Generally, fishers are men involved in offshore and deep-sea fisheries. Most are small-scale, artisanal fishers, operating on coastal and inland fishery resources.In some regions, women fish inshore from small boats or collect shellfish and seaweed. In many artisanal fishing communities, women are also mainly responsible for activities such as making and repairing nets and post-harvest processing and marketing.
A woman dries and prepares fish. While the men mainly fish, women often do the post-harvest work
In 1970, 13 million people were engaged in fishing and aquaculture as their source of income and food, representing 1.5 % of the economically active in the agriculture sector. Overall they produced 65 million tonnes of fish, that is a world average of almost 5 tonnes per person in that year. A decade later, the number of fishers and aquaculturists increased by 26% to nearly 17 million.
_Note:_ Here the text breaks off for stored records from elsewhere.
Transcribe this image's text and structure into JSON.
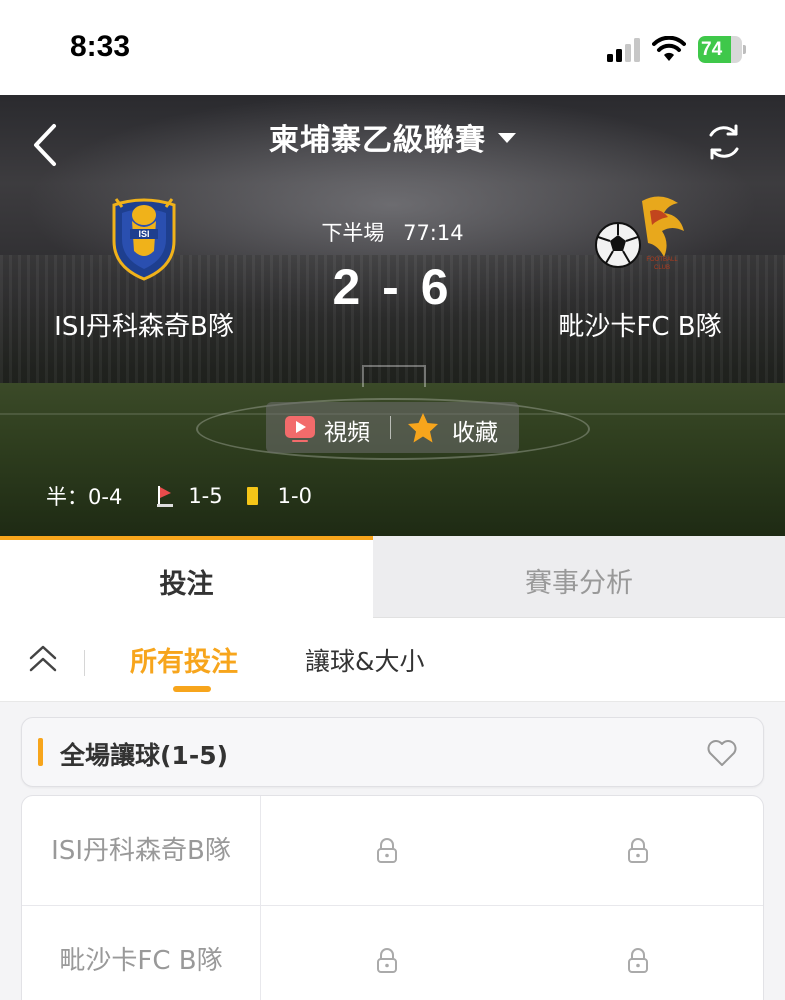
{
  "status_bar": {
    "time": "8:33",
    "battery_percent": "74",
    "battery_level": 0.74,
    "battery_color": "#3fc84a",
    "icons": [
      "signal-icon",
      "wifi-icon",
      "battery-charging-icon"
    ]
  },
  "header": {
    "league_title": "柬埔寨乙級聯賽",
    "icons": [
      "back-icon",
      "chevron-down-icon",
      "refresh-icon"
    ]
  },
  "match": {
    "period": "下半場",
    "clock": "77:14",
    "score": "2 - 6",
    "home_team": "ISI丹科森奇B隊",
    "away_team": "毗沙卡FC B隊",
    "home_logo": "ganesha-crest-logo",
    "away_logo": "soccer-ball-crest-logo",
    "video_label": "視頻",
    "favorite_label": "收藏",
    "half_time": "半：0-4",
    "corners": "1-5",
    "yellow_cards": "1-0"
  },
  "tabs": {
    "bet": "投注",
    "analysis": "賽事分析"
  },
  "sub_tabs": {
    "all_bets": "所有投注",
    "handicap_ou": "讓球&大小"
  },
  "market": {
    "title": "全場讓球(1-5)",
    "rows": [
      {
        "team": "ISI丹科森奇B隊",
        "cells": [
          "locked",
          "locked"
        ]
      },
      {
        "team": "毗沙卡FC B隊",
        "cells": [
          "locked",
          "locked"
        ]
      }
    ]
  },
  "colors": {
    "accent": "#f7a51c",
    "yellow_card": "#f5c518",
    "video_icon": "#f26b6b"
  }
}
Total fishery production amounted to 72 million tonnes, corresponding to a slightly lower productivity of 4.3 tonnes per person.
Fishers unloading their catch
By 2006 the number of fishers increased to 43.5 million -- nearly three-quarters in capture fisheries. The absolute growth in numbers -- largely explained by the wide expansion of the aquaculture sector - associated with a total fishery production of 143.6 million tonnes in 2006, an average productivity of 3.3 tonnes per person.
Fishers, aquaculturists and those supplying services and goods to them assure the livelihoods and well-being of a total of about 520 million people, 7.9 percent of the world population.